CVS Caremark Corp. said Tuesday its profit rose 4.5 percent in the first quarter on improvement at both its drugstores and its pharmacy benefits management business.
CVS also raised the low end of its profit forecast for the year, pointing to its first-quarter results and confidence about its performance for the rest of the year.
But its reduced its revenue expectations, saying total revenue will be equal or slightly lower than its 2009 results. It said that was because of the weak flu season.
Its shares dropped 67 cents, or 1.8 percent, to $36.41 in morning trading.
Despite the weak flu season and bad weather, revenue at CVS drugstores rose 4 percent. Revenue rose 3 percent at the Caremark pharmacy benefits management business although it lost several major contracts at the end of 2009 and some lost Medicare Part D prescription drug business.
The company said it earned $771 million, or 55 cents per share, for the three months ended March 31, up from $738 million, or 50 cents per share, a year ago. Excluding one-time items, the company said it earned 60 cents per share. That's 2 cents a share more than analysts expected, according to a survey by Thomson Reuters.
CVS said its legal costs decreased, and it spent less money integrating the Longs Drugs Stores network, which it bought in early 2009.
CVS said total revenue edged up 2 percent to $23.76 billion from $23.4 billion a year agio. Analysts expected revenue of $24.12 billion.

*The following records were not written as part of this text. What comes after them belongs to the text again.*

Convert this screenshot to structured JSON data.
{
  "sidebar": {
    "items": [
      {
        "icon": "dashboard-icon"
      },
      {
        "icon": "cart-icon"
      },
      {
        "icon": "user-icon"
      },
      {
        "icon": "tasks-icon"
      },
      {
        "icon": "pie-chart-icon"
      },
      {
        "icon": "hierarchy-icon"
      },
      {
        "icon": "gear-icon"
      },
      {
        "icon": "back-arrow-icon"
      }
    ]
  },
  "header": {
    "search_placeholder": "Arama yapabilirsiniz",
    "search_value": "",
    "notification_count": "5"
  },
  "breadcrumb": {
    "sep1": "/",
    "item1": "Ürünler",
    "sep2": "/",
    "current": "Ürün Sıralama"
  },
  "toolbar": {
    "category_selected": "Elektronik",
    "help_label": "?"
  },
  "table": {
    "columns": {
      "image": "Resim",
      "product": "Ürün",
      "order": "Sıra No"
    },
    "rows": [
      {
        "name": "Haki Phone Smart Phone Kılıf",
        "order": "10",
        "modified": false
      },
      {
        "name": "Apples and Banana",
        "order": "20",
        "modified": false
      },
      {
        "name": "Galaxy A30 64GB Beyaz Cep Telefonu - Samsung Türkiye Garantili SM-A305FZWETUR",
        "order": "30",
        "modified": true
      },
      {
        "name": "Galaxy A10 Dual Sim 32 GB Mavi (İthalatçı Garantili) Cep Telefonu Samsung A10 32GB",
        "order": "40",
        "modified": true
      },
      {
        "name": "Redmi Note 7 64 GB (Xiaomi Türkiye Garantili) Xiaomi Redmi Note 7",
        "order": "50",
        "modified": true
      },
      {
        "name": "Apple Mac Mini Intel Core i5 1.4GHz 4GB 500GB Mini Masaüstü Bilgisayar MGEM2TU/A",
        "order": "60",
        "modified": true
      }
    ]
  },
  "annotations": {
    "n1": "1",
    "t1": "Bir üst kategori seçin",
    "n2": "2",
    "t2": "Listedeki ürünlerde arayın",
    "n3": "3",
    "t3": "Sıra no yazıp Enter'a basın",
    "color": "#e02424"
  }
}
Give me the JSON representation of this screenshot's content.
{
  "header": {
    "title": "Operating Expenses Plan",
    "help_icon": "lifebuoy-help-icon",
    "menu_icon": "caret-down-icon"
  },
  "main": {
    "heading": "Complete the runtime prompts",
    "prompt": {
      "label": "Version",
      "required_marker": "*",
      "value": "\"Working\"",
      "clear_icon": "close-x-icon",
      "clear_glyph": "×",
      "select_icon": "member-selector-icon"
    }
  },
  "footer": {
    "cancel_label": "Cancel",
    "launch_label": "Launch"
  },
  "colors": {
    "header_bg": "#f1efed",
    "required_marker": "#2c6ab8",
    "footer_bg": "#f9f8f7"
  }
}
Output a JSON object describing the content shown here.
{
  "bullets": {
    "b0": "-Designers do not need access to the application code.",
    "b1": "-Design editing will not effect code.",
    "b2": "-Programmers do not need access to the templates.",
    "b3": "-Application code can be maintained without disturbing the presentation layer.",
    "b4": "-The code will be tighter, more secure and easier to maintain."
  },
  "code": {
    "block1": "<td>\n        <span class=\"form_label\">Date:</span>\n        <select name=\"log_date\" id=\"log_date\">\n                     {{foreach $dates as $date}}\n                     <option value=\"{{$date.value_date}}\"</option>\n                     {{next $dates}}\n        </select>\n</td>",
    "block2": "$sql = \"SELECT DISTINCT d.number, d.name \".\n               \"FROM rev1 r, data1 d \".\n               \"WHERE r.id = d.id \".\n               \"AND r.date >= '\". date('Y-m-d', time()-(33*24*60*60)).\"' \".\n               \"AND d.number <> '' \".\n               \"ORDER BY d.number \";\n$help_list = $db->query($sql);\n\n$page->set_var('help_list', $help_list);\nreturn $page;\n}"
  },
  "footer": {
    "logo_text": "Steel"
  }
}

The company runs 7,063 drugstores around the country, about 400 hundred less than rival Walgreen Co. CVS said sales at stores open at least a year rose 2.3 percent. At those stores, pharmacy revenue grew 3.7 percent as more customers filled prescriptions through Caremark's Maintenance Choice program, which allows members to pick up 90-day prescriptions at stores or have their orders delivered by mail. Because of the weak flu season and tough winter weather, nonpharmacy sales at stores open at least a year fell 0.7 percent.
CVS said the Longs Drugs Stores it acquired in 2008 also had weaker sales.
At the Caremark pharmacy benefits management unit, revenue rose 3 percent to $11.84 billion. CVS said its results got a boost from an accounting change related to RxAmerica, the pharmacy benefits unit run by Longs. Caremark filled 132 million retail network claims in the first quarter, down by about 15 million. The company said that total decreased because it was less successful in bidding for Medicare Part D drug coverage business.
In November, CVS disclosed that Caremark had lost contracts worth a total of $4.8 billion in 2010. A month earlier, it said it would lose coverage of about 500,000 members who were eligible for both Medicare Part D and Medicaid, which cost it another $1.7 billion in revenue.
CVS said 15.5 million claims were filled through the mail in the first quarter. That was down from a year ago because of the contract losses.
CVS Caremark now expects an adjusted profit of $2.77 to $2.84 per share this year, compared to a previous range of $2.74 to $2.84 per share. The company said revenue will be flat or down as much as 2 percent compared to last year. The company reported $98.73 billion in revenue in 2009.
Analysts expect $2.79 per share and $99.19 billion in revenue on average.
The company forecast an adjusted profit of 66 cents to 68 cents per share in the second quarter and said revenue will fall 2 to 4 percent from the $24.87 billion it reported in 2009. That suggests $23.88 billion to $24.37 billion. Analysts expected 68 cents per share and $24.72 billion in revenue.
CVS opened 48 retail stores during the quarter, and closed 10 stores and two specialty pharmacies. It relocated 53 stores. In addition to its retail locations, CVS runs 47 specialty pharmacies, in addition to mail order pharmacies. Its stores are spread across 44 states, Washington, D.C., and Puerto Rico.